Nations working on a deal to fight climate change should cap the size of delegations and use majority voting to overhaul negotiating rules that stifle progress and harm the interests of the poorest nations, researchers said on Sunday.
Almost 200 nations will meet in Doha, Qatar, from November 26 to December 7 to try to extend the Kyoto Protocol, the existing plan for curbing greenhouse gas emissions by developed nations that runs to the end of 2012.
They have been trying off and on since Kyoto was agreed in 1997 to widen limits on emissions but have been unable to find a formula acceptable to both rich and poor nations.
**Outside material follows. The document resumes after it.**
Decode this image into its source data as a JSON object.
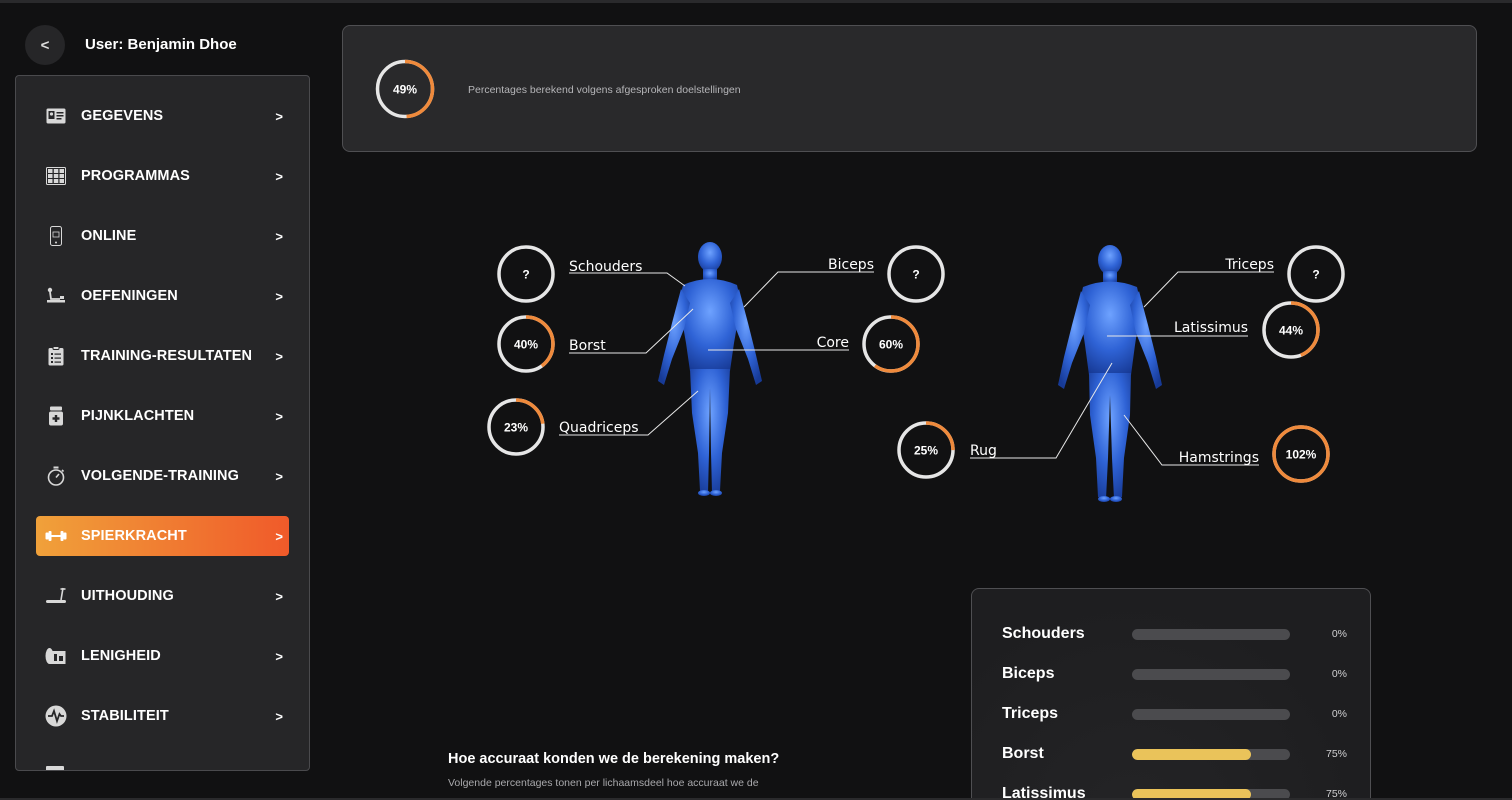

The number of national delegates hit a peak of 10,591 at the Copenhagen summit in 2009, when governments failed to agree a global accord to slow climate change after opposition from a handful of countries, up from 757 at a first meeting in 1995
Limiting the delegates per country would be a step towards greater fairness, the researchers from the University of East Anglia, the University of Colorado and PricewaterhouseCoopers wrote in the journal Nature Climate Change.
Brazil holds the record, with almost 600 delegates at Copenhagen, while many of the poorest nations cannot afford to send more than a handful of delegates and so have less influence on the negotiations, they said.
Many studies show that developing nations, most dependent on agriculture, are most at risk from a changing climate.
"There is negotiation by exhaustion," Heike Schroeder, lead author at the University of East Anglia in England, told Reuters. Small delegations were unable to follow multiple strands of negotiations that often last late into the night.